States debate making cursive instruction mandatory
People fear future generations won’t be able to sign their own names, much less read the original Declaration of Independence, if students don’t learn cursive in school. The cursive debate was churning before the Common Core State Standards came out in 2010, but the absence of cursive from the controversial benchmarks has added to the furor.
Some state lawmakers want to mandate schools teach students cursive. But opponents say the traditional form of handwriting is no longer necessary. Others argue local schools and teachers should decide such matters for themselves.
“Until the 1970s, penmanship was a separate daily lesson from first through sixth grade and a separate grade on report cards,” notes a 2010 “Information Capsule” from the Miami-Dade County Public Schools. “Since that time, however, its importance in the elementary school curriculum has declined steadily.” Some credit that decline to increased prevalence of technology and decreased need. But others attribute it to increased time spent on test-prep and meeting standards that don’t measure handwriting.
According to a 2012 Policy Update by the National Association of State Boards of Education (NASBE), the Common Core State Standards don’t include cursive. But some states do include cursive in their curriculums. Education boards in Alabama, California, and Georgia added cursive to the Common Core standards.
State legislatures also have taken up the issue. For example, North Carolina and South Carolina passed bills in 2013 and 2014 to ensure teaching cursive and multiplication tables, and Tennessee passed a law last year requiring cursive in public schools. In February, the Arkansas legislature passed a bill requiring public elementary schools to teach cursive. And just last week, Nevada’s Senate Education Committee held a hearing on a bill that would require all public elementary schools in the state to teach students cursive by the end of third grade.

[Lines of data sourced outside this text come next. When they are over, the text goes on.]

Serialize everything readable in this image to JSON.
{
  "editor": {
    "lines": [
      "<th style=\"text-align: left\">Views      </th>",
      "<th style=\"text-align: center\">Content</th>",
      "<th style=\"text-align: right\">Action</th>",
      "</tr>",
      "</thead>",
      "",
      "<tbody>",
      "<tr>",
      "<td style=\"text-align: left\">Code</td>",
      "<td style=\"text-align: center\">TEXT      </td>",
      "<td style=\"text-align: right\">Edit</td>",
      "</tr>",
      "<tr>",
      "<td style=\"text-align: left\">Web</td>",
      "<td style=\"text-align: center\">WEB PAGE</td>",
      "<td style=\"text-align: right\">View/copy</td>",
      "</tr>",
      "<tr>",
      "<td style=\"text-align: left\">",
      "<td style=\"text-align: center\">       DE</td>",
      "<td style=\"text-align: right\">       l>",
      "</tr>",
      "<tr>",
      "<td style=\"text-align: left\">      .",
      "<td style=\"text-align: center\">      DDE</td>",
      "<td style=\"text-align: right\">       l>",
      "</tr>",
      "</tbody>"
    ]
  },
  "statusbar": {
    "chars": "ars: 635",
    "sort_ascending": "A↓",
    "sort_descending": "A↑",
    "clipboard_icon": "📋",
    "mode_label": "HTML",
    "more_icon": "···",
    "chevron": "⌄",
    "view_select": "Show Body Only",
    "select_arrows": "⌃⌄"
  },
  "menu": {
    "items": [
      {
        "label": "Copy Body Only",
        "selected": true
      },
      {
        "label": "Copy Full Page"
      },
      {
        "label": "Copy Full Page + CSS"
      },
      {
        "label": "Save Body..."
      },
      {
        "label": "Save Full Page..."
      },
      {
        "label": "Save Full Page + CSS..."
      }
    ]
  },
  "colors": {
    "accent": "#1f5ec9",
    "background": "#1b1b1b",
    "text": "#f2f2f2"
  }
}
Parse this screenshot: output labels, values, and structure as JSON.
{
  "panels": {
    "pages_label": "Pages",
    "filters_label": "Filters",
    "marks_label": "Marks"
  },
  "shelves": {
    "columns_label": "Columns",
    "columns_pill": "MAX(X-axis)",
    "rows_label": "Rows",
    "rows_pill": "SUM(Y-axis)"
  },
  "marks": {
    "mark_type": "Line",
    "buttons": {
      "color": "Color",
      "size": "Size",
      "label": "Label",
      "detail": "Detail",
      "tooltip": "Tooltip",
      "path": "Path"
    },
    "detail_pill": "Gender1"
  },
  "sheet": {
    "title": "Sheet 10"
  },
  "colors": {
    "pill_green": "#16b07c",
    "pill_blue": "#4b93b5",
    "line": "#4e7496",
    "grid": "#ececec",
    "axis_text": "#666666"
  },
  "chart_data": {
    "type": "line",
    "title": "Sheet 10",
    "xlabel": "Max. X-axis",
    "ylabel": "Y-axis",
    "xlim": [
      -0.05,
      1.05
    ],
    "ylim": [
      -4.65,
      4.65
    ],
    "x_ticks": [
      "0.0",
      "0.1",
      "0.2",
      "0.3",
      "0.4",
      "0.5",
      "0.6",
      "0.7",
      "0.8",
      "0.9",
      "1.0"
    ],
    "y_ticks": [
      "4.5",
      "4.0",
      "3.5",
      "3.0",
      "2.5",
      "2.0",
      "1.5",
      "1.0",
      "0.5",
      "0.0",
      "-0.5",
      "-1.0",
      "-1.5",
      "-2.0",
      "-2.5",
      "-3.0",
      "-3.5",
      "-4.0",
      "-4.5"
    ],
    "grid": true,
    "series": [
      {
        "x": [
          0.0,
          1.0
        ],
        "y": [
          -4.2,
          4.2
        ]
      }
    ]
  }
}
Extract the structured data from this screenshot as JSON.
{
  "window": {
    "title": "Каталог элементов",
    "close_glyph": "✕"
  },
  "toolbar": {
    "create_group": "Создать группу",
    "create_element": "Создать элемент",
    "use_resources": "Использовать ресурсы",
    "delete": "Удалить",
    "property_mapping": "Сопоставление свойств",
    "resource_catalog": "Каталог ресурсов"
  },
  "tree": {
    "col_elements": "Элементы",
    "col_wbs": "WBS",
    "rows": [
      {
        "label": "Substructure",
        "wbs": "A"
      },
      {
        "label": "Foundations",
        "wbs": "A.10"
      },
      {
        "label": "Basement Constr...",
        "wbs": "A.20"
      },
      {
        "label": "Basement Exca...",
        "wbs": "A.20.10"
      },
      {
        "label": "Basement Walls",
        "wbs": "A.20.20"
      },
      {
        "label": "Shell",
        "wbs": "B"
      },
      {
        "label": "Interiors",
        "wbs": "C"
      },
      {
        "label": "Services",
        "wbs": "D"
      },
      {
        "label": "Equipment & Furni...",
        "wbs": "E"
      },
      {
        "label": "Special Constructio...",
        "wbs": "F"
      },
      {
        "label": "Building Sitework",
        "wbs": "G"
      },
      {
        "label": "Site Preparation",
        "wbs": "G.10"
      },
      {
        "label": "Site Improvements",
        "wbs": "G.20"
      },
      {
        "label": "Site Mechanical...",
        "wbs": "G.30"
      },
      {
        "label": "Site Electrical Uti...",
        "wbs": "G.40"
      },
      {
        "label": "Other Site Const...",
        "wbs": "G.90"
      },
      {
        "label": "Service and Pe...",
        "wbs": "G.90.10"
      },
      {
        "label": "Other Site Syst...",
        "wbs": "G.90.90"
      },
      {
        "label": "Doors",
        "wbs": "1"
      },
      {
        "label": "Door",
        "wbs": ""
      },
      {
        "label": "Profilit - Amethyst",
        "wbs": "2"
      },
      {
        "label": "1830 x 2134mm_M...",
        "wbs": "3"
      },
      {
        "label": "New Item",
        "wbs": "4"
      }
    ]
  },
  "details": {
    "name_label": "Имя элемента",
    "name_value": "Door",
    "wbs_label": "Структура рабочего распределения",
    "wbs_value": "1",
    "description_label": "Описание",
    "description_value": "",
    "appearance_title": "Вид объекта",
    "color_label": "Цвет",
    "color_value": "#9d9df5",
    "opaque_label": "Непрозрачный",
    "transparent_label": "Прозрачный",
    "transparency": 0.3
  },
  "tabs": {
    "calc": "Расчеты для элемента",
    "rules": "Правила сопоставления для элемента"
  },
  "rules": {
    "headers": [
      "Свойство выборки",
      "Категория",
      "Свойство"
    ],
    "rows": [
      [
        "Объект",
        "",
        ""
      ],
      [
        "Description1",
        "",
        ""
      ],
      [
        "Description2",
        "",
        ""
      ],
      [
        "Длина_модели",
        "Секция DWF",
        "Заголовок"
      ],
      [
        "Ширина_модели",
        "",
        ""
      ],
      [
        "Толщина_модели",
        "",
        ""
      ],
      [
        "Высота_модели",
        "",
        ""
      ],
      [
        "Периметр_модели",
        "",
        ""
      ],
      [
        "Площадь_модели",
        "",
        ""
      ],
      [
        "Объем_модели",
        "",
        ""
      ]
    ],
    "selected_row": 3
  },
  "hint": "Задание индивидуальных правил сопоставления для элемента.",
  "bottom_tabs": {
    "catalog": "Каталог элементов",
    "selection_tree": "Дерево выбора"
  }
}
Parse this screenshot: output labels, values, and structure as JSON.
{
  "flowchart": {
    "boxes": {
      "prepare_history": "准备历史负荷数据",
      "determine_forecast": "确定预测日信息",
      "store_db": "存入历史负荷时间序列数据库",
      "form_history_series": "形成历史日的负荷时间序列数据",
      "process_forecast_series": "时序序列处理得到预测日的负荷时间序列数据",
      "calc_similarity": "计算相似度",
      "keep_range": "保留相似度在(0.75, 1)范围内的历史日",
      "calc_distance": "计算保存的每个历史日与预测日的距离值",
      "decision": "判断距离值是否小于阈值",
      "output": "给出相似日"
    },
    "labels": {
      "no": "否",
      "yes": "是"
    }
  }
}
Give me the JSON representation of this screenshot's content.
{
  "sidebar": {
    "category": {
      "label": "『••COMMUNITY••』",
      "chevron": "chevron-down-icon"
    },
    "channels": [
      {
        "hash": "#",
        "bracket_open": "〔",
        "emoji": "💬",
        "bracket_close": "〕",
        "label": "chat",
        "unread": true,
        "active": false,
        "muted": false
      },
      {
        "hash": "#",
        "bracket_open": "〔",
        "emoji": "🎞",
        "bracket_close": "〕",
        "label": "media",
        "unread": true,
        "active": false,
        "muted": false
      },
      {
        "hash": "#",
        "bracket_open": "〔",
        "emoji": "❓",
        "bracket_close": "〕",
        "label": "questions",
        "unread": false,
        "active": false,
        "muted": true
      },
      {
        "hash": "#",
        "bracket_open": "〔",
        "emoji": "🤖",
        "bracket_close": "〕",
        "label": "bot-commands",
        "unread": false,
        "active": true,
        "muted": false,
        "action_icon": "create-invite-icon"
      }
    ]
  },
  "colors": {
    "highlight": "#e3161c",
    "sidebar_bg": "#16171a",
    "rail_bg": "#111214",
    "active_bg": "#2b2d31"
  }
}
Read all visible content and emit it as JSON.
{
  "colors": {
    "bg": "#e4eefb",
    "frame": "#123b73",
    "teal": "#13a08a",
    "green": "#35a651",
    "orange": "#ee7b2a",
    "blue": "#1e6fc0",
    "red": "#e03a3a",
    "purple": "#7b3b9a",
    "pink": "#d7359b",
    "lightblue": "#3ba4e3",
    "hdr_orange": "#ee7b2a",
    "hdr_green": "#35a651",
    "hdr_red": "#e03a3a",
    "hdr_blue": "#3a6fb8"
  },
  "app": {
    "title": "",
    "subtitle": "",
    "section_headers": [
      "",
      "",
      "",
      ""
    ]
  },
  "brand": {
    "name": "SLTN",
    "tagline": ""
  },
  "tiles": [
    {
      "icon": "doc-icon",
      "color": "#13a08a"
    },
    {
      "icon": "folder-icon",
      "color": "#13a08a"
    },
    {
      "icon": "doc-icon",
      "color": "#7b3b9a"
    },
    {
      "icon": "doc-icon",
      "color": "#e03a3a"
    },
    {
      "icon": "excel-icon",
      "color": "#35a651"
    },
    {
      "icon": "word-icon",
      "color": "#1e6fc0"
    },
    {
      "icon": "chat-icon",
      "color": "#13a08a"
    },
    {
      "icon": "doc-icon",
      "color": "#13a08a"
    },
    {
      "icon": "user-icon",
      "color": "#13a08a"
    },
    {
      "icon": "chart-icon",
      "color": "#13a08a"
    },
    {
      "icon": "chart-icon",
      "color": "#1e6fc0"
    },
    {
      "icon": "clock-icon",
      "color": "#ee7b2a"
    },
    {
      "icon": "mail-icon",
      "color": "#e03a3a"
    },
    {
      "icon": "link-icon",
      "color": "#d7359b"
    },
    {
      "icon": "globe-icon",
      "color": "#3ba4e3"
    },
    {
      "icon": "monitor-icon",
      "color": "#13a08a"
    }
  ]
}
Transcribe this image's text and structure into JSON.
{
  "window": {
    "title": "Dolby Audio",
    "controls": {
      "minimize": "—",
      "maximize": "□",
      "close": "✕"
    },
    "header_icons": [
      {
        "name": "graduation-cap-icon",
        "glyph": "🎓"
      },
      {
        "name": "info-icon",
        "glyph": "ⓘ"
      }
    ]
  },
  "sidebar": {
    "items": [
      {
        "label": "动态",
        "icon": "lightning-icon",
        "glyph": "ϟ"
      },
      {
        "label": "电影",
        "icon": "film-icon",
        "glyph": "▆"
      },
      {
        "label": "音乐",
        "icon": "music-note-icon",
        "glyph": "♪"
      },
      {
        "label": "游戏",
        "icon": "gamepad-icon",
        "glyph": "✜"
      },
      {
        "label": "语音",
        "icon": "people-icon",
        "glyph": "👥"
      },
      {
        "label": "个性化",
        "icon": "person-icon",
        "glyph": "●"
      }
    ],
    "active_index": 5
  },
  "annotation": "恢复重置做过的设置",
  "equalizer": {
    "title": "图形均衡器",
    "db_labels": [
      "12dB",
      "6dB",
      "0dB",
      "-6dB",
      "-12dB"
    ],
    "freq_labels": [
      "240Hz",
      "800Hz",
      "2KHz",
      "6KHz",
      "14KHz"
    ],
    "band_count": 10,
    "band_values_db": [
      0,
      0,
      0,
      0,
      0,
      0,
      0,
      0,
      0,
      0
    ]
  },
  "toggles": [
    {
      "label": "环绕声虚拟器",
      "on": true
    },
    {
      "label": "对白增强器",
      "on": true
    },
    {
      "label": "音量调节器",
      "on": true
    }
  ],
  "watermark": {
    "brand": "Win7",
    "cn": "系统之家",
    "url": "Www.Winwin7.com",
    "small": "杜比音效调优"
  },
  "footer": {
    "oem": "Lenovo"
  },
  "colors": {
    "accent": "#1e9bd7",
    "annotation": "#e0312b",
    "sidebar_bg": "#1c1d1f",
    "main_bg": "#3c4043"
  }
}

But not all states have had any easy time getting cursive mandates in place. At the end of February, the Indiana Senate passed a bill requiring cursive in schools, sending the legislation to the state House. But this is the fourth year such a bill has been introduced, and the bill has died in the House in the past.
Opponents to teaching cursive say it’s no longer a good use of time in the era of the keyboard. But proponents cite studies and experts who say it helps brain development. “Cursive writing helps train the brain to integrate visual and tactile information and fine motor dexterity,” wrote William R. Klemm, a senior professor of neuroscience at Texas A&M University, on a Psychology Today blog.
Other supporters cite research from the College Board showing students who wrote in cursive scored slightly better on the SAT essay than those who used print. Still others wonder how future generations will read important primary resources written in the curly script.
But some say the debate is misplaced.
“It really doesn’t matter if it’s manuscript or cursive,” Steve Graham, an education professor at Arizona State University who studies writing instruction, told NPR. “It is kind of silly, in a way, that you have state legislatures getting all tied up in this.”
Graham is more concerned with the lack of writing in general: “We don’t see much writing going on at all across the school day.”
Nonetheless, the cursive debate continues in states across the country, and many agree with what Kitty Nicholson, former deputy director of the National Archives Conservation Lab, told PBS: “If you’ve seen the elegant writing from the 18th century, elegant writing of many of the great significant documents in the National Archives and other places, to lose that elegance, that sense of elegance, it feels like losing a bit of civilization.”